Creator and lover of everything, press these truths into my life and show me the beauty of your design in what you have made. Arouse my heart to praise you for your creation and value it for your sake. Give me grace to worship you in all ways fitting to your glory, and increase my wonder at these marvels of nature you surround me with, which I usually go for days without noticing. Let me not be distracted by them, either, but let them focus me on you.
Lord my God, I thank you for the way Augustine pursued his relationship with you and sought to extend the influence of your leading and redemption into all areas of his life. I thank you for the way he pursued you with his mind, and thought through philosophical issues carefully and honestly. I thank you also for the warning you've given me in him--that his philosophical commitment to and affinity for Neoplatonism drastically affected his reading of your Word. It is to his credit that he integrated his philosophy with the rest of his life in this way, but the effects of his overemphasis on Neoplatonic themes like the inferiority of the body have left a grim legacy in your church. How is it that one so amazed by your creation and convinced of your goodness could see marriage as evil? And how can he be so apparently oblivious to matters of family, his relationship to his concubine and son?

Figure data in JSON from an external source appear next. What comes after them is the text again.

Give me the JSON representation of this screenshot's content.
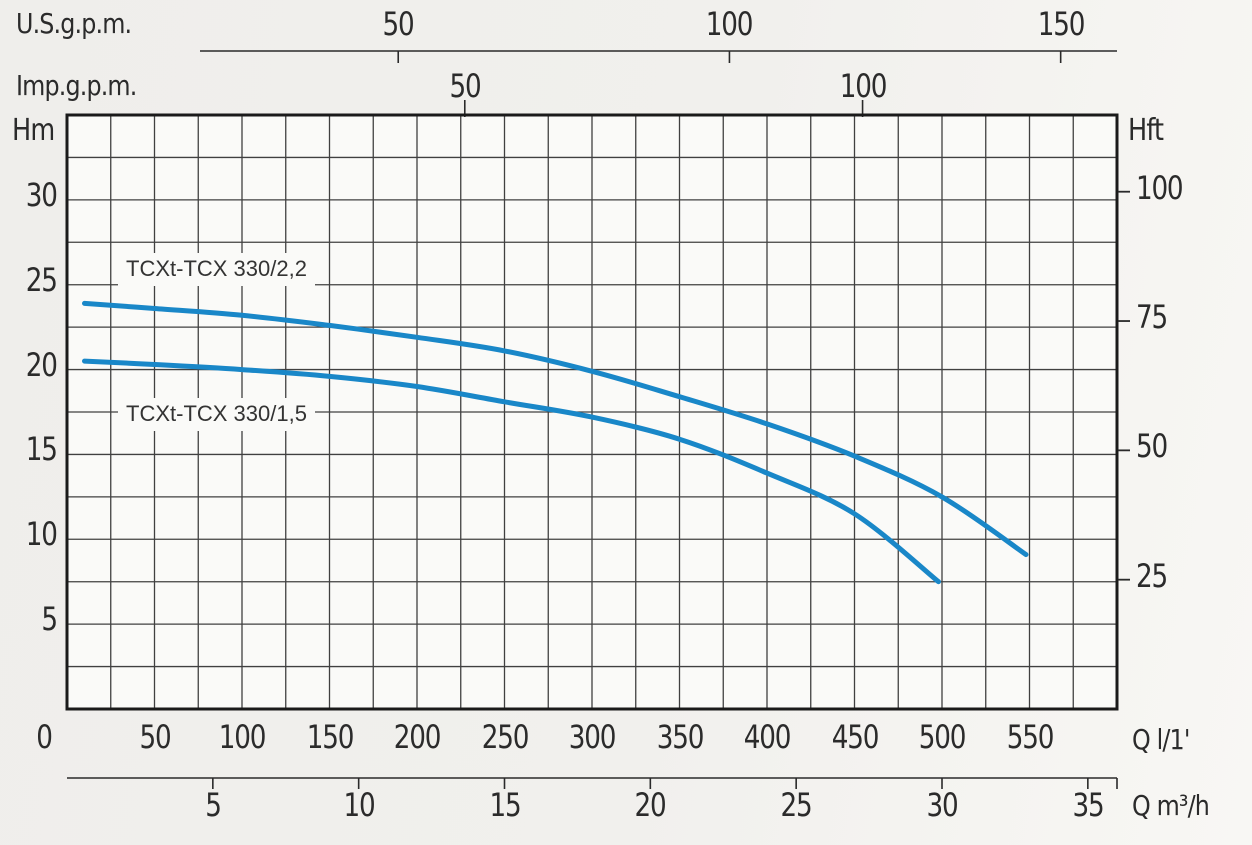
{
  "axes": {
    "us_gpm": {
      "label": "U.S.g.p.m.",
      "ticks": [
        50,
        100,
        150
      ]
    },
    "imp_gpm": {
      "label": "Imp.g.p.m.",
      "ticks": [
        50,
        100
      ]
    },
    "h_m": {
      "label": "Hm",
      "ticks": [
        5,
        10,
        15,
        20,
        25,
        30
      ],
      "min": 0,
      "max": 35,
      "grid_step": 2.5
    },
    "h_ft": {
      "label": "Hft",
      "ticks": [
        25,
        50,
        75,
        100
      ]
    },
    "q_l1": {
      "label": "Q l/1'",
      "ticks": [
        0,
        50,
        100,
        150,
        200,
        250,
        300,
        350,
        400,
        450,
        500,
        550
      ],
      "min": 0,
      "max": 600,
      "grid_step": 25
    },
    "q_m3h": {
      "label": "Q m³/h",
      "ticks": [
        5,
        10,
        15,
        20,
        25,
        30,
        35
      ]
    }
  },
  "chart_data": {
    "type": "line",
    "x_unit": "l/1' (litres per minute)",
    "y_unit": "H m (head, metres)",
    "x_range": [
      0,
      600
    ],
    "y_range": [
      0,
      35
    ],
    "grid": "on",
    "series": [
      {
        "name": "TCXt-TCX 330/2,2",
        "points_q_l1_vs_h_m": [
          [
            10,
            23.9
          ],
          [
            50,
            23.6
          ],
          [
            100,
            23.2
          ],
          [
            150,
            22.6
          ],
          [
            200,
            21.9
          ],
          [
            250,
            21.1
          ],
          [
            300,
            19.9
          ],
          [
            350,
            18.4
          ],
          [
            400,
            16.8
          ],
          [
            450,
            14.9
          ],
          [
            500,
            12.5
          ],
          [
            548,
            9.1
          ]
        ]
      },
      {
        "name": "TCXt-TCX 330/1,5",
        "points_q_l1_vs_h_m": [
          [
            10,
            20.5
          ],
          [
            50,
            20.3
          ],
          [
            100,
            20.0
          ],
          [
            150,
            19.6
          ],
          [
            200,
            19.0
          ],
          [
            250,
            18.1
          ],
          [
            300,
            17.2
          ],
          [
            350,
            15.9
          ],
          [
            400,
            13.9
          ],
          [
            450,
            11.5
          ],
          [
            498,
            7.5
          ]
        ]
      }
    ]
  },
  "colors": {
    "curve": "#1987c8",
    "grid": "#404040",
    "border": "#1a1a1a",
    "axis_line": "#2a2a2a",
    "text": "#2b2b2b",
    "chart_bg": "#fafaf8"
  }
}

Most of all, God of truth, how can a brother so convinced of his own fallibility before you be so convinced that he can ascend to you through the logic of his mind (Book VII) ? To me, this is rather like dogs having a meeting to discuss theology, human nature and the nature of dogs. The dogs may be able to communicate most of what they know to each other, and may be able to reason out some things about you, and they should get quite a few things right about canine nature because they are so familiar with it. They would probably understand many things about these things which we perhaps do not. But we know that dogs would not truly understand human nature--it seems like they would just never be able to grasp some of our concepts, much less some of yours. How, then, are we any different? Unless you reveal yourself to us, we have no hope of knowing you. Teach me, Holy Spirit, to rely on you only and not on my own power of reasoning.
Despite a few errors and wrong emphases, Augustine sought you and sought to obey you. His obedience to you, God, was also based in you. He prayed, "My entire hope is exclusively in your very great mercy. Grant what you command, and command what you will" (X.40). Likewise I pray that you will give me the ability to fulfill your will in every area of my life, and the wisdom and integrity to apply your truth to the most basic assumptions and even to the peripheral activities of my natural life.
My Lord and God and Saviour! How beautifully these words of Augustine turn my thoughts and hopes to you! Father Son and Spirit! You have loved me so much in creation, in redemption, in the patient teaching me to walk in your way. I pray that the ears, eyes, nose, mouth and skin of my heart will be opened to you more and more, that I might know you more closely and long for you more dearly. You were first, you will be last, and you are present. Draw me to you. Help me to find my rest in you.